See artikkel on trükitud:
https://www.eesti.ca/politics-of-intervention/article22953
Politics of intervention
27 Feb 2009 Tõnu Naelapea
Intervention is actually a mild word if one wishes to describe what Moscow has been up to lately with its push to have citizenship granted to hundreds of thousands of ethnic Russians living in the historical Russian “near abroad.” That near abroad not only includes the Baltic States, illegally occupied after WW II, but also countries that ended up being part of the Warsaw pact or under “indirect” Soviet rule, countries such as Georgia, Ukraine and Moldova.

Associated Press writers Maria Danilova and Gary Peach addressed the implications of the Kremlin’s strategy in their article written for the wire service “Russia hands out passports, stirs fears in West”, published on February 22. As of the writing of this article, the AP report has, to the best of our knowledge not surfaced in mainstream newspapers. But it should, and let us hope it will.

Danilova and Peach outline the strategy of Russia using Western rules while holding fast to historic Russian intentions: those would be military, empire building intentions. This time the cannons and AK-47’s are made of stiff paper and coloured cardboard. The weapons are passports.

Danilova and Peach write, that according to the Russian Federal Migration Service (FMS) Moscow has issued nearly 2.9 million passports to “former Soviet citizens.” The FMS has not broken down the numbers to indicate whether or not since the fall of the Soviet Union some of those nearly 3 million ex-Soviet citizens have returned back to the rodina.

To quote an entire paragraph from the AP report:

“ Some fear Moscow will use its growing expatriate communities to meddle in the domestic policies of countries near its borders, or - as in the case of Georgia - as an excuse for military intervention. But the Kremlin says it is granting passports to Russians abroad for humanitarian rather than political reasons, to help Russians trapped in other countries after the breakup of the Soviet Union.”

An educated reader would find that term “trapped” more than ironic as well as proof of clever and typical Russian desinformatsiya, playing to a sympathetic and politically correct western world.

Danilova and Peach consider Estonia to be a “flashpoint,” this because the nation has “made clear it’s nervous about its large ethnic Russian population.” The AP writers note that Russians living in Estonia were denied (emphasis EL) automatic citizenship after Estonia’s regained independence in 1991. Furthermore, many Russians are “so-called ‘noncitizens’ who must pass a language exam before receiving an Estonian passport.”

And consider also Ukraine: the authors note that it has been estimated that about every 10th resident of Ukraine, or approximately 200,000 people hold dual Ukrainian-Russian citizenship. Dual citizenship is, however, against the law in Ukraine.
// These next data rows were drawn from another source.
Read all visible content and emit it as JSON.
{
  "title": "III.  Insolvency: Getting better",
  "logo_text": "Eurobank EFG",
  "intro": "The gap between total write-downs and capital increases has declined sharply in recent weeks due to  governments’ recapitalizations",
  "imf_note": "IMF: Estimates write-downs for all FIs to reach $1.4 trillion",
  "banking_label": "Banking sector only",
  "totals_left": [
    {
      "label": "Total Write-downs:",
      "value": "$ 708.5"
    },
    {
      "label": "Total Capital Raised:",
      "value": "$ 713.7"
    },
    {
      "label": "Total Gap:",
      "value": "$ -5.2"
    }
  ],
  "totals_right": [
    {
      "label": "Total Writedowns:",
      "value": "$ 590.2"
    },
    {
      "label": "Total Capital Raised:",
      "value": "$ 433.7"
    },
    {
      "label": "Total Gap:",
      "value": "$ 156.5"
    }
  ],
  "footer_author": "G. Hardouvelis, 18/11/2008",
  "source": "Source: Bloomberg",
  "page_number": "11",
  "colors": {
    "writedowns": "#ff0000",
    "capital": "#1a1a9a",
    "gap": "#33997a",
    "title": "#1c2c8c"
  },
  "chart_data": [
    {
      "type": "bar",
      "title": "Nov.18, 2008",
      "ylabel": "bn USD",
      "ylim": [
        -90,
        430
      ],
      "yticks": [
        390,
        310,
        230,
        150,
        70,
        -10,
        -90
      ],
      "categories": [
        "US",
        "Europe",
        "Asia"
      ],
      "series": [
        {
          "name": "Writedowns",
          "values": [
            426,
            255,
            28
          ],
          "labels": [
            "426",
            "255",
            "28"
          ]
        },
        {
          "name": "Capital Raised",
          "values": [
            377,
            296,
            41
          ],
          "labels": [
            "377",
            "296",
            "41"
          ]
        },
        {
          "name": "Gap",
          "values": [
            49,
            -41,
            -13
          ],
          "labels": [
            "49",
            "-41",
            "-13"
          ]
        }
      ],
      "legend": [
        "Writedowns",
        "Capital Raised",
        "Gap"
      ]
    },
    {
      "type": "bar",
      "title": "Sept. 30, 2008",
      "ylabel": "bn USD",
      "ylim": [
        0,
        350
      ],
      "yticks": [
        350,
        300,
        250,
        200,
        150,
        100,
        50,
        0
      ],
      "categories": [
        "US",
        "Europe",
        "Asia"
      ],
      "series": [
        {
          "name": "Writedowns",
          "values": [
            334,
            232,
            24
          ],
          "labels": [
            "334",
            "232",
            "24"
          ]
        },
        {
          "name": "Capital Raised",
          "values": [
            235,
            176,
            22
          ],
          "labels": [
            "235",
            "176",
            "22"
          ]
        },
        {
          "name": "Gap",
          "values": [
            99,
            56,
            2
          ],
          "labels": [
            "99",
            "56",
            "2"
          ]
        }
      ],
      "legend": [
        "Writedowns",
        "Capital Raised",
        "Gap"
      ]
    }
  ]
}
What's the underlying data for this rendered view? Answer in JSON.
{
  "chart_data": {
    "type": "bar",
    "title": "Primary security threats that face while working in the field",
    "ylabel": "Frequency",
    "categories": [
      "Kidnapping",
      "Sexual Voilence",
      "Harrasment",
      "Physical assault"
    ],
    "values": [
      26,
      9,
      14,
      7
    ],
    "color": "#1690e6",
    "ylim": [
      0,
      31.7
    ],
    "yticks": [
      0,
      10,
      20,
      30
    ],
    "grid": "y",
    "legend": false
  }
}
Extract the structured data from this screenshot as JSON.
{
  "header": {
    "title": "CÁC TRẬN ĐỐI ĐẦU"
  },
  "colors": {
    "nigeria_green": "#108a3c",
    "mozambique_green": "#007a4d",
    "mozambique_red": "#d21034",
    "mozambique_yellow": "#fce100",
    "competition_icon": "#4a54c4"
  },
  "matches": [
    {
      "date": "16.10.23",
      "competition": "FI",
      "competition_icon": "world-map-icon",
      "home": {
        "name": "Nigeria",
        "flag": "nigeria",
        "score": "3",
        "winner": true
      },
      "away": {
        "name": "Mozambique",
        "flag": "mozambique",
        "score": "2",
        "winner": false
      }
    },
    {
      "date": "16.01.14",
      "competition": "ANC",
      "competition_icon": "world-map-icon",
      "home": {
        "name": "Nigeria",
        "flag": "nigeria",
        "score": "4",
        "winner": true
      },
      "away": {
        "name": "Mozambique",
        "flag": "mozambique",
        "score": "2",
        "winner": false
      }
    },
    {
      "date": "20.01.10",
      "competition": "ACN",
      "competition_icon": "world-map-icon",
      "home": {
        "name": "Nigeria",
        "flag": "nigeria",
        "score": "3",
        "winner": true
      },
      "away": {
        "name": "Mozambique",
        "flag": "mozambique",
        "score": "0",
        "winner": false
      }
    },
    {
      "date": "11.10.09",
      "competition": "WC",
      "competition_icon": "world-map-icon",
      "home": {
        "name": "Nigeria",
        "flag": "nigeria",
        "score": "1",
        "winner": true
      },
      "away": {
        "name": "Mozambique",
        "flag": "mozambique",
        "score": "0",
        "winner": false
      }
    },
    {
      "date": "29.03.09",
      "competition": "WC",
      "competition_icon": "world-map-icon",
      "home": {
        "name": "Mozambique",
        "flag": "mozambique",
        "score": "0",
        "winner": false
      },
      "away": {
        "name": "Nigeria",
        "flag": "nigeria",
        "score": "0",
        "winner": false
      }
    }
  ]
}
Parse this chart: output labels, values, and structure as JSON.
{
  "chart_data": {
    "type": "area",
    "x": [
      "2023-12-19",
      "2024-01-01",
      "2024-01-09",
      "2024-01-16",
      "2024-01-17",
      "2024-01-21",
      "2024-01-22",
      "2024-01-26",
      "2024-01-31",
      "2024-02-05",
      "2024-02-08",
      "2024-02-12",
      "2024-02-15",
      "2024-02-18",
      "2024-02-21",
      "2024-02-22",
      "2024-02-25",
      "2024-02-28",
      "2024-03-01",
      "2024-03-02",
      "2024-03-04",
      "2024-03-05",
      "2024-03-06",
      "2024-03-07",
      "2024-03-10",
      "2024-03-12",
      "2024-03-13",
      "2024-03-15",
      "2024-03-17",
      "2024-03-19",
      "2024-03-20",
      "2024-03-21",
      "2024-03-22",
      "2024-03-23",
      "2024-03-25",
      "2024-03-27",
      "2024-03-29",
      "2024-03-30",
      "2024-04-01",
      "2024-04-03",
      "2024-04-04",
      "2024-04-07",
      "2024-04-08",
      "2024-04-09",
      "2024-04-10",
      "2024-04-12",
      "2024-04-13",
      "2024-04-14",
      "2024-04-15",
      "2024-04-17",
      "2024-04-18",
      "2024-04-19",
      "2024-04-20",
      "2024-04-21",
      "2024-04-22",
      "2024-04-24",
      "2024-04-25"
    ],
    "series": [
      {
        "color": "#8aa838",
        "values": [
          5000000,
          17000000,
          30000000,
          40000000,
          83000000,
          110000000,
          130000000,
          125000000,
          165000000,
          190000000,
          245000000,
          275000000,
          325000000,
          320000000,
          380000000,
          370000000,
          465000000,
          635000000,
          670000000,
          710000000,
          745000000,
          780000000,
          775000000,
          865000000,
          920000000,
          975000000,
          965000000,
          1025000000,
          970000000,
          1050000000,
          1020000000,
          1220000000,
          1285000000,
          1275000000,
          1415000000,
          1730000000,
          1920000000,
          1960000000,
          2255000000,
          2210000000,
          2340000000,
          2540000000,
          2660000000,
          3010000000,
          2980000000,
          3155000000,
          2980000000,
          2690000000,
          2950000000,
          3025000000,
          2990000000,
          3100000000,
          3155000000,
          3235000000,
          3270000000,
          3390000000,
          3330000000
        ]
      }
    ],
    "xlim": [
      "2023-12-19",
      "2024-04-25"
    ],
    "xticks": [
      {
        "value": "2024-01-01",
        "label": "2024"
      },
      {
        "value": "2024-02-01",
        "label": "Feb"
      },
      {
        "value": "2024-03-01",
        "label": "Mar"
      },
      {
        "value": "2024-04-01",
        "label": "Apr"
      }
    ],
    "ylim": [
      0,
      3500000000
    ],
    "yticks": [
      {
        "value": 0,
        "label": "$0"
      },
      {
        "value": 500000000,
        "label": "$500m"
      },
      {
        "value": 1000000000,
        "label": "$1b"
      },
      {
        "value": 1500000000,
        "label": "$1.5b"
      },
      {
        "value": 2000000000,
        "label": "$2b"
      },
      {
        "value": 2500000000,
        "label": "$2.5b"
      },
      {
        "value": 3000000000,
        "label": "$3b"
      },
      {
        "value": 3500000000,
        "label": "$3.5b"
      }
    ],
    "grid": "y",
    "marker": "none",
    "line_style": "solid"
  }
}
The AP writers simplify the issue somewhat by suggesting that the passport and dual citizenship issue is one of economics. They use Narva as an example, which thanks to Soviet policies is today a predominantly ethnic Russian city. Danilova and Peach note that Narva residents holding both a Russian passport and Estonian non-citizen paperwork (resident) can travel throughout the Schengen zone. The article quotes a Narva resident saying that even this advantage makes him feel like a “second class citizen.”


In Ukraine Moscow is “trying to do the same thing they did with Abkhazia and South Ossetia – establish legal grounds, at least in the Russian legal system, for intervention. Whether that be economic, political or military” the authors cite Peter Zeihan of Stratfor as saying.

But the most chilling for those of us living in the complacent west to read are the final two paragraphs of the lengthy AP article:

“Many remain convinced that Russia’s true motive in handing out passports outside with its borders has to do with politics and power. 'If there are some 200,000 Russian citizens living in Estonia, Russia will have the basis to intervene,’ said Sergei Stepanov, an ethnic Russian resident of Narva and noncitizen. “Who will stop them?”

Exactly the point. The politics of intervention require a measured but firm response from the West. Time to have an educated and reasonable intervention of our own.